Thursday, February 21, 2013

Steve Jobs - the Power of Passion

I just finished reading the biography of Steve Jobs. I happened to read the electronic version on my iPad, just as Steve would have liked it. I am not the type that gets easily impressed, but I found this book captivating. More often than not, I start reading a book only to set it aside one third into it. I have a pile of books which are marked “to be finished”...  But I kept reading Steve Jobs’ biography on a daily basis and finished it “cover to cover”.

I lived in Silicon Valley for 20yrs, of which 15yrs in Cupertino – a stone throw away from the Apple campus. I witnessed some of the events described, frequented many of the places mentioned, and knew some of the people referenced in the book.  I have been an Apple/Mac user “on and off” throughout the years. I currently own an iPad and an iPhone, and there are several iPods and MacBook’s within our family.  Steve Jobs and Apple’s story certainly touched my life.

The book surprisingly “tells it like it was”. There is no glorification of Steve Jobs – his personally traits, especially the “not so pretty” ones, do come across. This makes his life story and the Apple story even more impressive. The fact that a “mere mortal” managed to revolutionize several industries, and engineer the biggest turnaround in hi-tech history is simply amazing.

Some say that Steve Jobs was a product genius. Some say that Apple invented the PC, the music player, the smartphone and the tablet computer. I disagree. Steve Jobs was a special person, but not a necessarily a genius. Apple introduced elegant products, but didn’t literally invent anything. So why was the Jobs-Apple combination so unique? And how did Apple manage to become the most valuable company in the world (at least for a short time)?

I think the answer is ‘Passion’. Steve Jobs may not have been a genius, but he was definitely a person with a passion - lots of it. And he let his passion drive him and the teams he led. And yes, he was a perfectionist. One of my favorite marketing slogans is the one used by Lexus (the car):  “The Relentless Pursuit of Perfection”. My take from reading the biography is that Steve Jobs and Apple were indeed engaged in such pursuit.
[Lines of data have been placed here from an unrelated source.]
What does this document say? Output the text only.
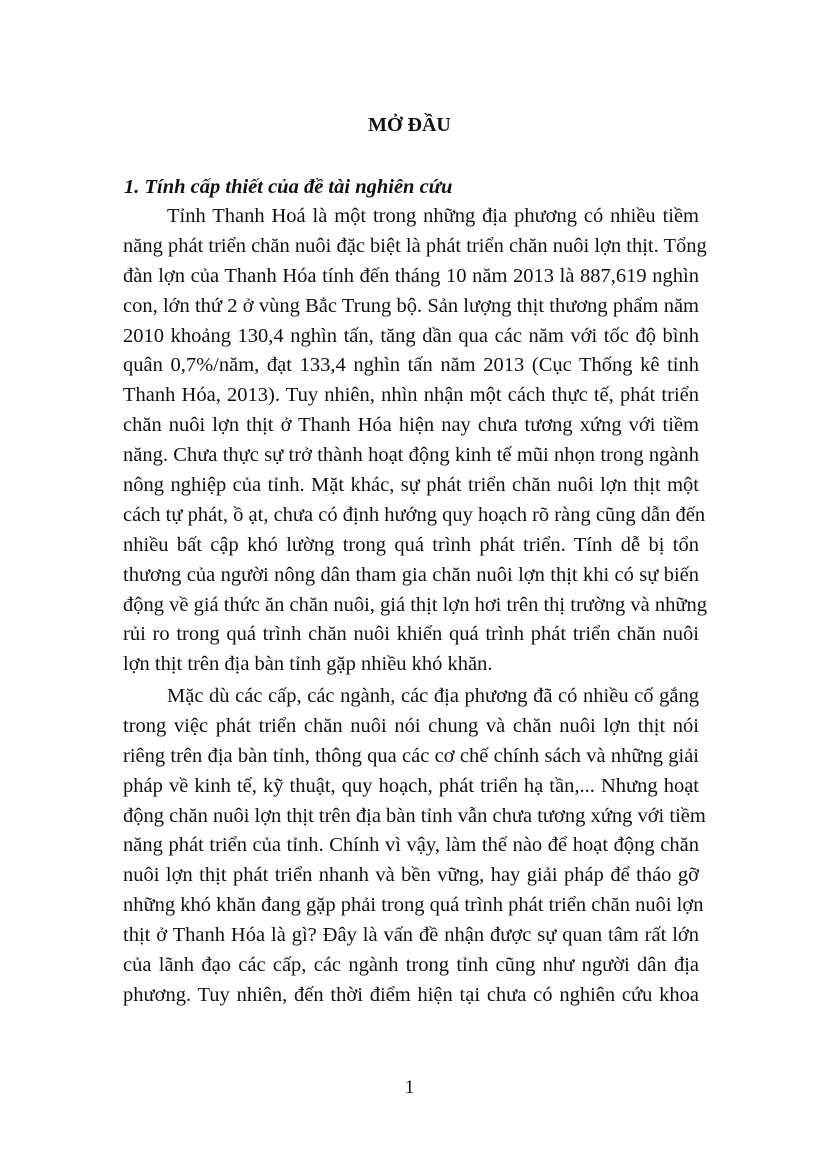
MỞ ĐẦU
1. Tính cấp thiết của đề tài nghiên cứu
Tỉnh Thanh Hoá là một trong những địa phương có nhiều tiềm
năng phát triển chăn nuôi đặc biệt là phát triển chăn nuôi lợn thịt. Tổng
đàn lợn của Thanh Hóa tính đến tháng 10 năm 2013 là 887,619 nghìn
con, lớn thứ 2 ở vùng Bắc Trung bộ. Sản lượng thịt thương phẩm năm
2010 khoảng 130,4 nghìn tấn, tăng dần qua các năm với tốc độ bình
quân 0,7%/năm, đạt 133,4 nghìn tấn năm 2013 (Cục Thống kê tỉnh
Thanh Hóa, 2013). Tuy nhiên, nhìn nhận một cách thực tế, phát triển
chăn nuôi lợn thịt ở Thanh Hóa hiện nay chưa tương xứng với tiềm
năng. Chưa thực sự trở thành hoạt động kinh tế mũi nhọn trong ngành
nông nghiệp của tỉnh. Mặt khác, sự phát triển chăn nuôi lợn thịt một
cách tự phát, ồ ạt, chưa có định hướng quy hoạch rõ ràng cũng dẫn đến
nhiều bất cập khó lường trong quá trình phát triển. Tính dễ bị tổn
thương của người nông dân tham gia chăn nuôi lợn thịt khi có sự biến
động về giá thức ăn chăn nuôi, giá thịt lợn hơi trên thị trường và những
rủi ro trong quá trình chăn nuôi khiến quá trình phát triển chăn nuôi
lợn thịt trên địa bàn tỉnh gặp nhiều khó khăn.
Mặc dù các cấp, các ngành, các địa phương đã có nhiều cố gắng
trong việc phát triển chăn nuôi nói chung và chăn nuôi lợn thịt nói
riêng trên địa bàn tỉnh, thông qua các cơ chế chính sách và những giải
pháp về kinh tế, kỹ thuật, quy hoạch, phát triển hạ tần,... Nhưng hoạt
động chăn nuôi lợn thịt trên địa bàn tỉnh vẫn chưa tương xứng với tiềm
năng phát triển của tỉnh. Chính vì vậy, làm thế nào để hoạt động chăn
nuôi lợn thịt phát triển nhanh và bền vững, hay giải pháp để tháo gỡ
những khó khăn đang gặp phải trong quá trình phát triển chăn nuôi lợn
thịt ở Thanh Hóa là gì? Đây là vấn đề nhận được sự quan tâm rất lớn
của lãnh đạo các cấp, các ngành trong tỉnh cũng như người dân địa
phương. Tuy nhiên, đến thời điểm hiện tại chưa có nghiên cứu khoa
1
Steve Jobs in not my personal hero. I am not sure I could even last in an organization led by him. I don’t believe that humiliating people is the best way to motivate them. I imagine Steve Jobs himself knew this was not his best trait as a leader. But I believe that what he lacked in “soft skills” he made up through vision and passion. That’s what made people follow him, through thick and thin, and eventually achieve greatness.
 Steve Jobs is a proof of the saying that “where there is a will there is a way”. If you asked most people in Silicon Valley 15yrs ago what were the chances of Apple to survive, and perhaps even stage a modest “come back”, very few would have expressed any faith in the company. Let alone predict that Apple would roar back into a dominant market position and lead an industry/society revolution.

So what is the “secret” behind Steve Jobs (and Apple) phenomenal success? Was it his intellectual capacity? I don’t think so. I personally believe it was his passion, strong convictions and his relentless pursuit of perfection.

I believe in the “power of passion”. At the few times I felt passionate about doing something, it propelled me to achievements well beyond my expectations. But I find passion to be an elusive force. It is often hard (for me) to identify and connect to inner passions. And there are always real or imaginary constraints that seem to stand in the way. If I ever discover a way to consistently identify my passions and tap into them, I will feel extremely fortunate.

Steve Jobs discovered his passions and relentlessly pursued them.  That made him special, and in my mind a ‘Passion Genius’.